I’ve seen several articles on this in the past week or so, and hadn’t thought about it much. Then I was looking at Maximum PC this morning. Another article appears there.
I then realized why I was not very excited about this concept. The idea is that it allows a way to identify a page, so that it wont be cached in more than one way, or more than one time.
This lack of redundancy is against everything I was ever taught about computers. The idea of redundancy is a good one. It simply makes sense. It was an idea that was used long before the days of computers (ever heard of forms in triplicate?). Having a copy of important things in another location is a preventative for disaster, such as having a copy of all your important documents in a safety deposit box at the bank. If you’ve ever had a fire at home, or possibly a flood, you know this is a good idea.

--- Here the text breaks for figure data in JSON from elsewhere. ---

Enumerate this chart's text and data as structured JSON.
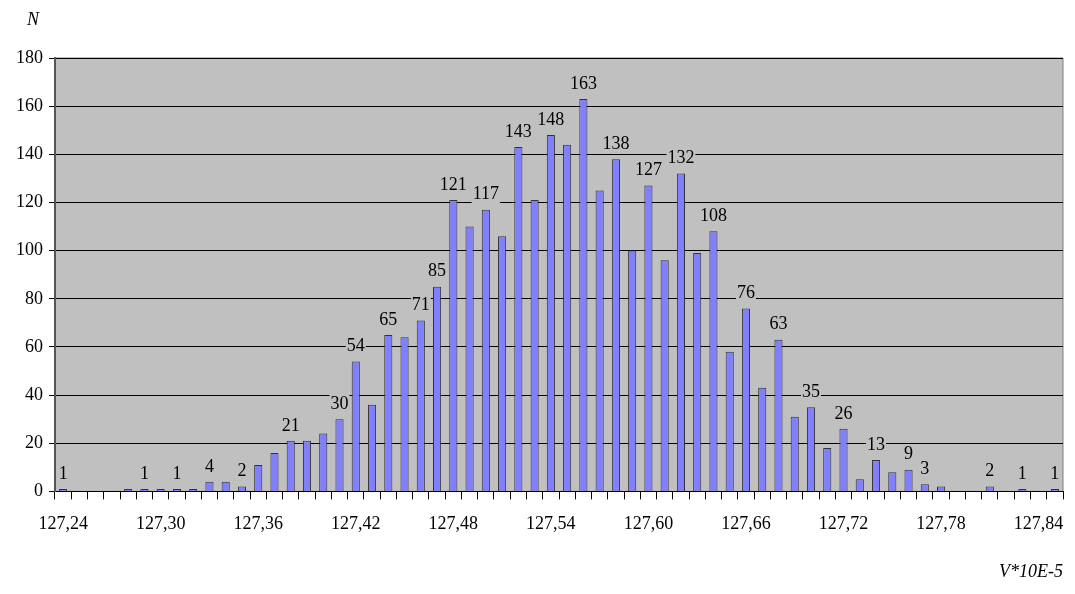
{
  "chart_data": {
    "type": "bar",
    "ylabel": "N",
    "xlabel": "V*10E-5",
    "categories": [
      "127,24",
      null,
      null,
      null,
      null,
      null,
      "127,30",
      null,
      null,
      null,
      null,
      null,
      "127,36",
      null,
      null,
      null,
      null,
      null,
      "127,42",
      null,
      null,
      null,
      null,
      null,
      "127,48",
      null,
      null,
      null,
      null,
      null,
      "127,54",
      null,
      null,
      null,
      null,
      null,
      "127,60",
      null,
      null,
      null,
      null,
      null,
      "127,66",
      null,
      null,
      null,
      null,
      null,
      "127,72",
      null,
      null,
      null,
      null,
      null,
      "127,78",
      null,
      null,
      null,
      null,
      null,
      "127,84",
      null
    ],
    "values": [
      1,
      0,
      0,
      0,
      1,
      1,
      1,
      1,
      1,
      4,
      4,
      2,
      11,
      16,
      21,
      21,
      24,
      30,
      54,
      36,
      65,
      64,
      71,
      85,
      121,
      110,
      117,
      106,
      143,
      121,
      148,
      144,
      163,
      125,
      138,
      100,
      127,
      96,
      132,
      99,
      108,
      58,
      76,
      43,
      63,
      31,
      35,
      18,
      26,
      5,
      13,
      8,
      9,
      3,
      2,
      0,
      0,
      2,
      0,
      1,
      0,
      1
    ],
    "value_labels": [
      "1",
      null,
      null,
      null,
      null,
      "1",
      null,
      "1",
      null,
      "4",
      null,
      "2",
      null,
      null,
      "21",
      null,
      null,
      "30",
      "54",
      null,
      "65",
      null,
      "71",
      "85",
      "121",
      null,
      "117",
      null,
      "143",
      null,
      "148",
      null,
      "163",
      null,
      "138",
      null,
      "127",
      null,
      "132",
      null,
      "108",
      null,
      "76",
      null,
      "63",
      null,
      "35",
      null,
      "26",
      null,
      "13",
      null,
      "9",
      "3",
      null,
      null,
      null,
      "2",
      null,
      "1",
      null,
      "1"
    ],
    "color": "#8080ff",
    "ylim": [
      0,
      180
    ],
    "yticks": [
      0,
      20,
      40,
      60,
      80,
      100,
      120,
      140,
      160,
      180
    ],
    "grid": "y",
    "legend": false
  }
}
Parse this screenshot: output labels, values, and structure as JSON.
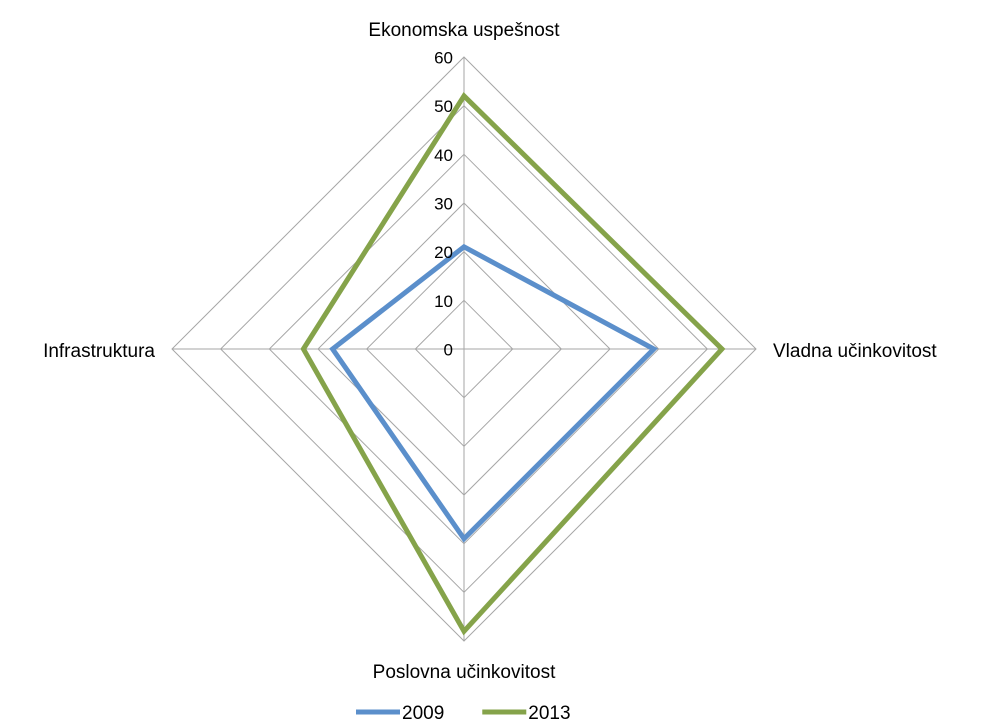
{
  "chart_data": {
    "type": "radar",
    "categories": [
      "Ekonomska uspešnost",
      "Vladna učinkovitost",
      "Poslovna učinkovitost",
      "Infrastruktura"
    ],
    "series": [
      {
        "name": "2009",
        "color": "#5b8fcb",
        "values": [
          21,
          39,
          39,
          27
        ]
      },
      {
        "name": "2013",
        "color": "#85a34a",
        "values": [
          52,
          53,
          58,
          33
        ]
      }
    ],
    "ylim": [
      0,
      60
    ],
    "yticks": [
      0,
      10,
      20,
      30,
      40,
      50,
      60
    ],
    "grid": true,
    "legend": "bottom"
  }
}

It works with computer files as well. It was not that long ago I was looking for a copy of a CSV viewer made by Diamond Computers in Australia. When the Trans-Pac cable was cut, it was impossible to get a copy of it, because all the places it was ‘stored’ were simply pointers to the original file, sitting on a non-reachable server in Australia. For a few weeks, I was screwed. This did not become a problem until recently. File repositories were there for the exact purpose of redundancy. The pages on search engines, pointing to several places, with the pages cached, serves this same purpose.
When you consider the complexity of modern day web pages, it’s actually a bit of a miracle that search engines work as well as they do. Dealing with duplicate links, especially off pages such as Amazon that may promote an individual product a thousand times or more has always been a challenge. Finally, after years of debate, Google, Yahoo and Microsoft are putting the past behind them to solve this age old issue. The solution is a simple tag that will be added to the standard link format called “canonical”.
The tag is designed to solve issues associated with multiple URL’s pointing to the same page, but may also be helpful when multiple versions of a page exist. Currently, the search engines employ a process that looks at the structure of URL’s to look for similarities. This generally works pretty well, but is far from perfect. It is considered to be somewhat rare for search engines to come together on any issue, but it isn’t unprecedented. In 2006 they joined forces to put unanimous support behind sitemaps.org, and in June of 2008 they jointly announced new standards for the robots.txt directive. Matt Cutts of Google and Nathan Buggia of Microsoft claim this new approach should help reduce the clutter on the web, and improve the accuracy of all search engines.
Even though these tags won’t completely solve all the duplicate problems found on the web, it should significantly enhance the indexing performance of search engines, particularly on e-commerce sites. The new tags will be discussed in depth at this year’s Ask the Search Engines panel at SMX West.
Disk space is cheap. Once something is gone, it’s gone forever. Redundancy is also good in times of peak usage.